Chicken Soup for our Broken Society

An Op-Ed piece in the New York Times by David Brooks, “The Broken Society,” caught my attention, primarily because I tend to agree that our society is broken (as for why I think so, see Myth-Maker, Myth-Maker make me a myth).

Brooks outlines the brokenness and then turns to Brit Phillip Blond who “lays out three big areas of reform:  remoralize the market, relocalize the economy and recapitalize the poor.”

I’m not saying that we shouldn’t do those things, and frankly I don’t think my opinion on it matters much; I do, however, feel compelled to write in the service of greater personal consciousness, for myself and my readers, founded on a personal conviction that things will ultimately only change one person at a time, and in then in the context of one relationship at a time.

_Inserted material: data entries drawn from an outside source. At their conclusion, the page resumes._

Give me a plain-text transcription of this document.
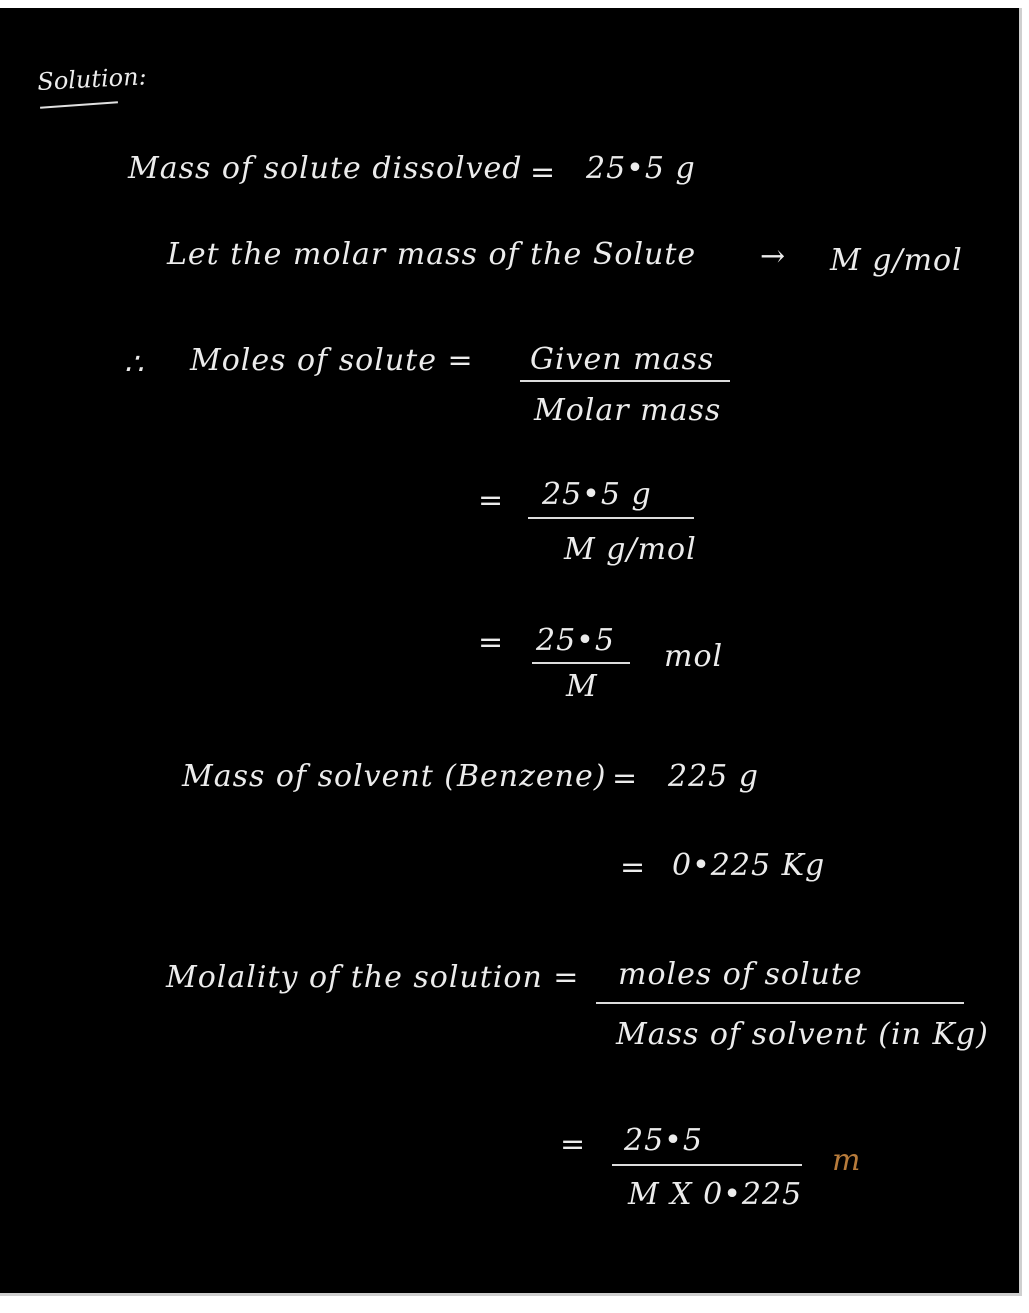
Solution:
Mass of solute dissolved = 25•5 g
Let the molar mass of the Solute → M g/mol
∴ Moles of solute = Given mass
Molar mass
= 25•5 g
M g/mol
= 25•5
M
mol
Mass of solvent (Benzene) = 225 g
= 0•225 Kg
Molality of the solution = moles of solute
Mass of solvent (in Kg)
= 25•5
M X 0•225
m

As a shrink I think that virtually none of us got what we truly needed in order to function optimally in this world, mostly because we and our parents before us are all severely limited to fully fathom the demands of a fast-moving (and arguably collapsing) culture.  As kids, my generation could hardly have prepared for the boom with the cumbersome and slow moving computers of nineteen seventies high school “computer labs.”

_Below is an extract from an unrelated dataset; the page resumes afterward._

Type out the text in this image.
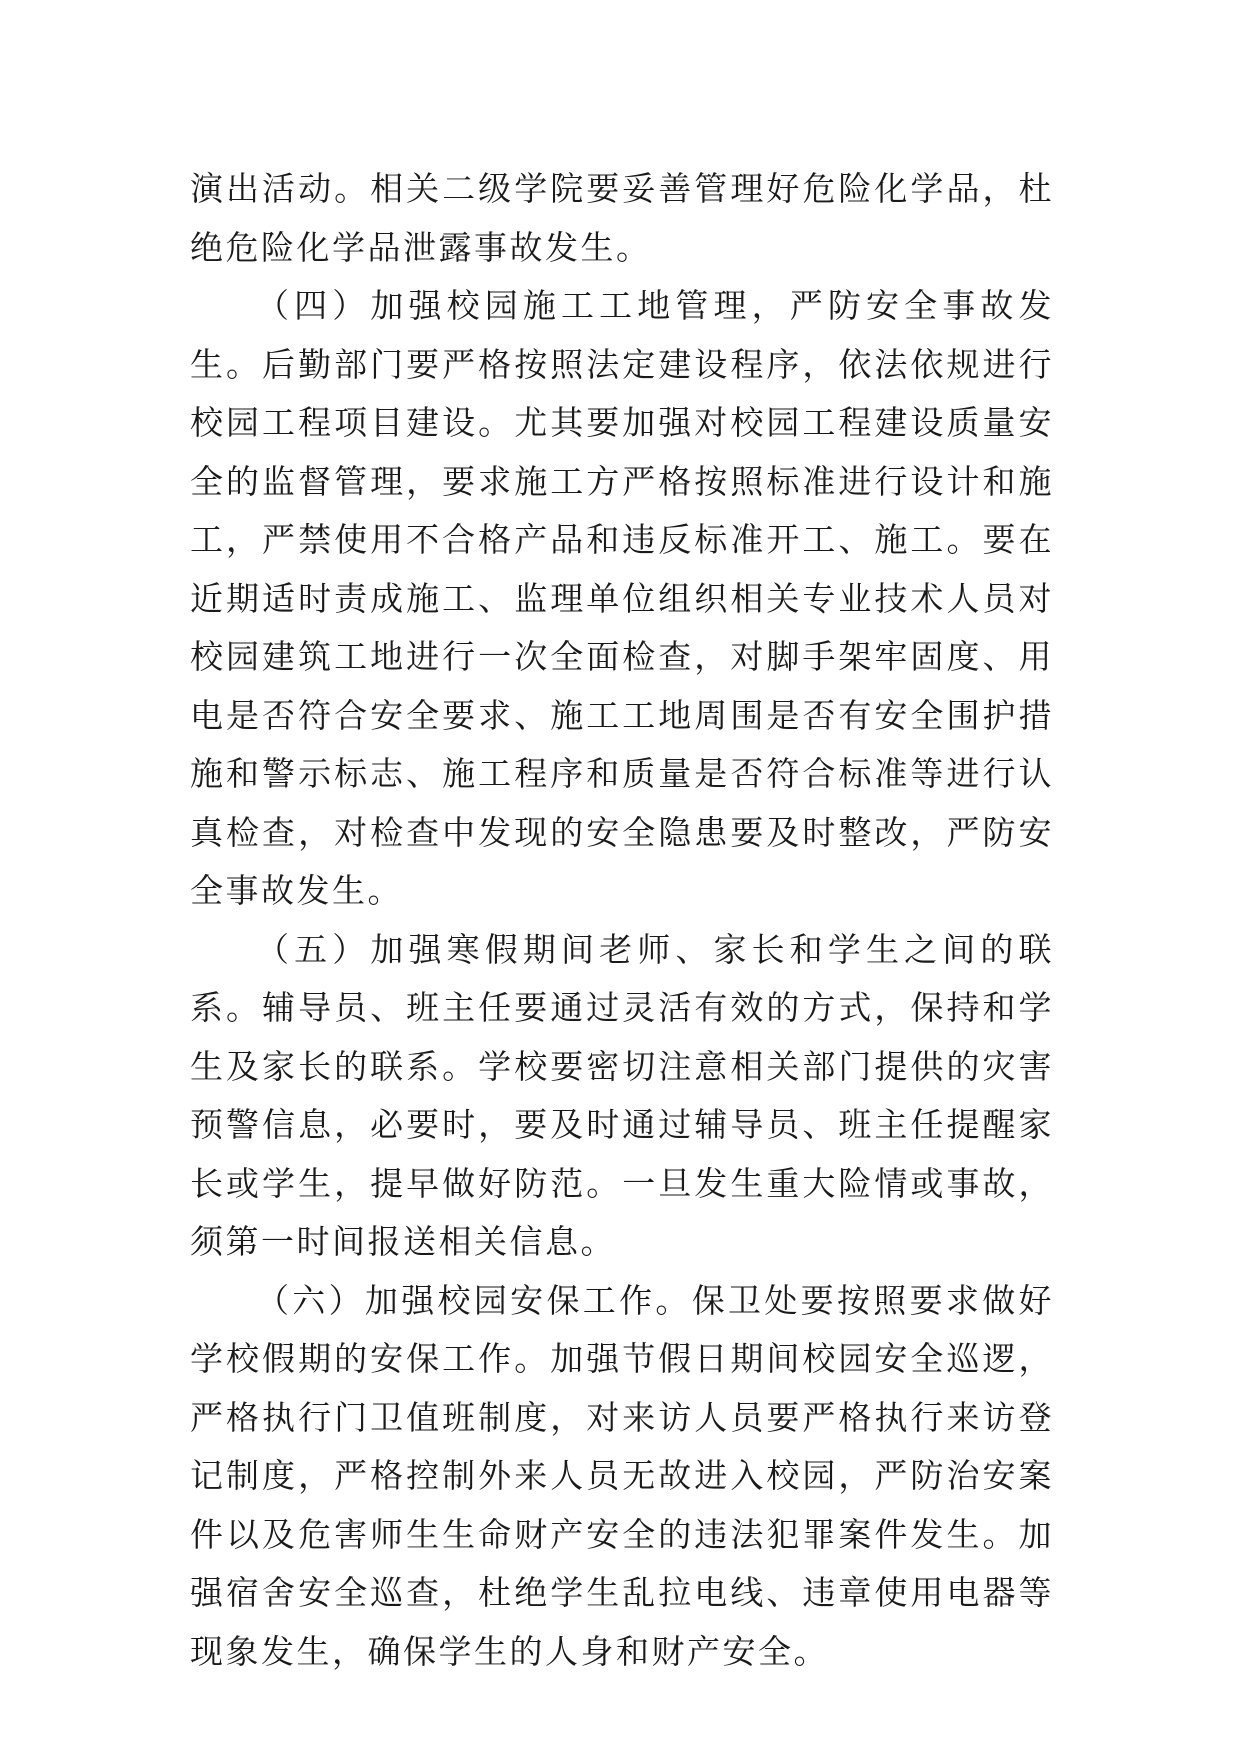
演出活动。相关二级学院要妥善管理好危险化学品，杜绝危险化学品泄露事故发生。

（四）加强校园施工工地管理，严防安全事故发生。后勤部门要严格按照法定建设程序，依法依规进行校园工程项目建设。尤其要加强对校园工程建设质量安全的监督管理，要求施工方严格按照标准进行设计和施工，严禁使用不合格产品和违反标准开工、施工。要在近期适时责成施工、监理单位组织相关专业技术人员对校园建筑工地进行一次全面检查，对脚手架牢固度、用电是否符合安全要求、施工工地周围是否有安全围护措施和警示标志、施工程序和质量是否符合标准等进行认真检查，对检查中发现的安全隐患要及时整改，严防安全事故发生。

（五）加强寒假期间老师、家长和学生之间的联系。辅导员、班主任要通过灵活有效的方式，保持和学生及家长的联系。学校要密切注意相关部门提供的灾害预警信息，必要时，要及时通过辅导员、班主任提醒家长或学生，提早做好防范。一旦发生重大险情或事故，须第一时间报送相关信息。

（六）加强校园安保工作。保卫处要按照要求做好学校假期的安保工作。加强节假日期间校园安全巡逻，严格执行门卫值班制度，对来访人员要严格执行来访登记制度，严格控制外来人员无故进入校园，严防治安案件以及危害师生生命财产安全的违法犯罪案件发生。加强宿舍安全巡查，杜绝学生乱拉电线、违章使用电器等现象发生，确保学生的人身和财产安全。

In turn we have no clue about the world our kids will actually live in, and whether even our best private, chartered or magnetized educations will have anything to do with what they will be doing.

Thus a few comments on Blond’s calls for reform:  The zeitgeist does what it does, everyone with a good idea or a hunger to lead, serve or rise throws what they have at the wall and what sticks is not the reflection of genius thinkers, but of the genius that is the collective.  The zeitgeist gives a thumbs-up for what it wants and ignores the rest, be it Nazi Germany, social networking or a green movement.

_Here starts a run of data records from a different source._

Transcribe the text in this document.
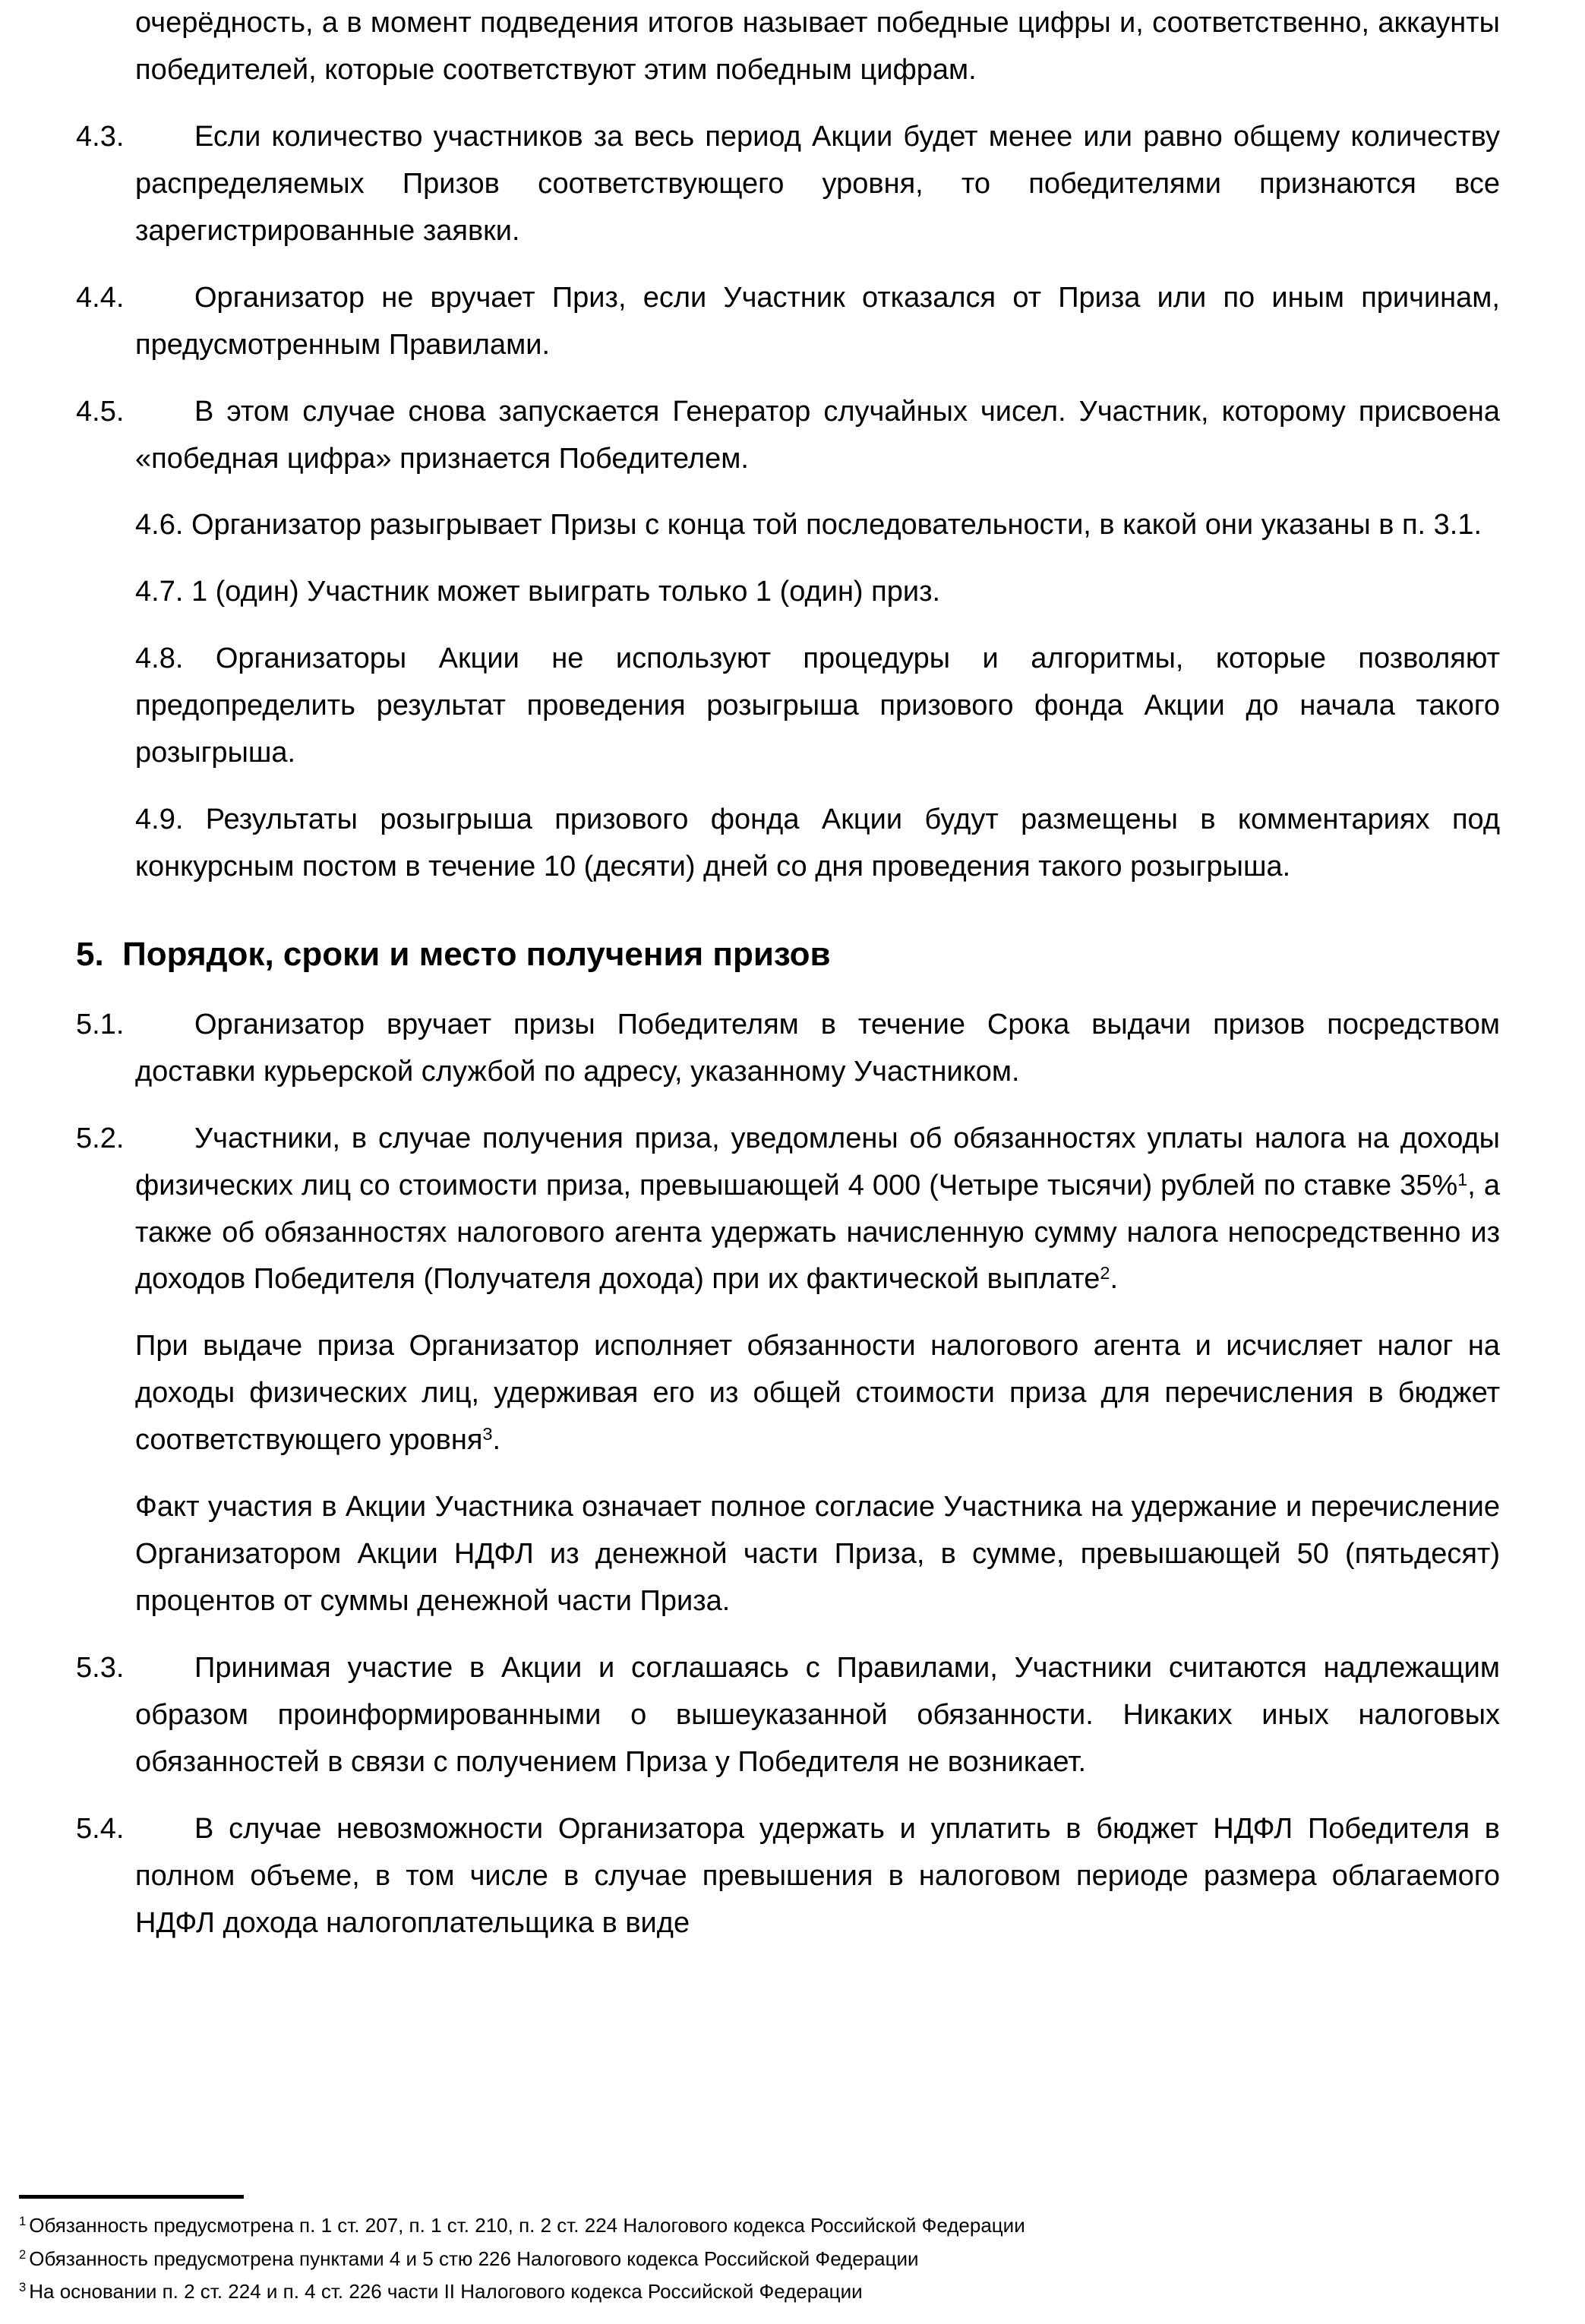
очерёдность, а в момент подведения итогов называет победные цифры и, соответственно, аккаунты победителей, которые соответствуют этим победным цифрам.

4.3.	Если количество участников за весь период Акции будет менее или равно общему количеству распределяемых Призов соответствующего уровня, то победителями признаются все зарегистрированные заявки.
4.4.	Организатор не вручает Приз, если Участник отказался от Приза или по иным причинам, предусмотренным Правилами.
4.5.	В этом случае снова запускается Генератор случайных чисел. Участник, которому присвоена «победная цифра» признается Победителем.

4.6. Организатор разыгрывает Призы с конца той последовательности, в какой они указаны в п. 3.1.

4.7. 1 (один) Участник может выиграть только 1 (один) приз.

4.8. Организаторы Акции не используют процедуры и алгоритмы, которые позволяют предопределить результат проведения розыгрыша призового фонда Акции до начала такого розыгрыша.

4.9. Результаты розыгрыша призового фонда Акции будут размещены в комментариях под конкурсным постом в течение 10 (десяти) дней со дня проведения такого розыгрыша.

5.  Порядок, сроки и место получения призов
5.1.	Организатор вручает призы Победителям в течение Срока выдачи призов посредством доставки курьерской службой по адресу, указанному Участником.
5.2.	Участники, в случае получения приза, уведомлены об обязанностях уплаты налога на доходы физических лиц со стоимости приза, превышающей 4 000 (Четыре тысячи) рублей по ставке 35%$^1$, а также об обязанностях налогового агента удержать начисленную сумму налога непосредственно из доходов Победителя (Получателя дохода) при их фактической выплате$^2$.

При выдаче приза Организатор исполняет обязанности налогового агента и исчисляет налог на доходы физических лиц, удерживая его из общей стоимости приза для перечисления в бюджет соответствующего уровня$^3$.

Факт участия в Акции Участника означает полное согласие Участника на удержание и перечисление Организатором Акции НДФЛ из денежной части Приза, в сумме, превышающей 50 (пятьдесят) процентов от суммы денежной части Приза.

5.3.	Принимая участие в Акции и соглашаясь с Правилами, Участники считаются надлежащим образом проинформированными о вышеуказанной обязанности. Никаких иных налоговых обязанностей в связи с получением Приза у Победителя не возникает.
5.4.	В случае невозможности Организатора удержать и уплатить в бюджет НДФЛ Победителя в полном объеме, в том числе в случае превышения в налоговом периоде размера облагаемого НДФЛ дохода налогоплательщика в виде

$^1$ Обязанность предусмотрена п. 1 ст. 207, п. 1 ст. 210, п. 2 ст. 224 Налогового кодекса Российской Федерации

$^2$ Обязанность предусмотрена пунктами 4 и 5 стю 226 Налогового кодекса Российской Федерации

$^3$ На основании п. 2 ст. 224 и п. 4 ст. 226 части II Налогового кодекса Российской Федерации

After trends sweep the populace, pundits theorize who started it, but that is forcing nature into a mechanistic paradigm, which still doesn’t make the analysis true.

In this context, I have no great vision for a better world, only an interest in participating, via consciousness, and trying not to be part of the problem (which, I believe, might be understood as unconsciousness—as the failure to recognize everyone else, taken in totality, as our true SELF; somewhere between dangerous group-think and strident individualism lies a better world, but it is in shifting our minds, rather than our social planning, that I intuit the shift occurs… is in fact occurring spontaneously in the relationships we are building, here in the blogosphere, and in our homes and lives, armed with empowered and loving consciousness).

The question at hand might be how to take Blond’s ideas and, whether or not Washington, Wall Street, Madison Avenue or Society as a whole adopts them, live them ourselves, individually in the service of the group and ourselves?

Remoralize: Perhaps we reorient ourselves to the morality of our own hearts.  Humans are big on fairness, children in particular.  We become discouraged when we see cheaters win.  To remoralize is to leap into a faith that we can find success through integrity.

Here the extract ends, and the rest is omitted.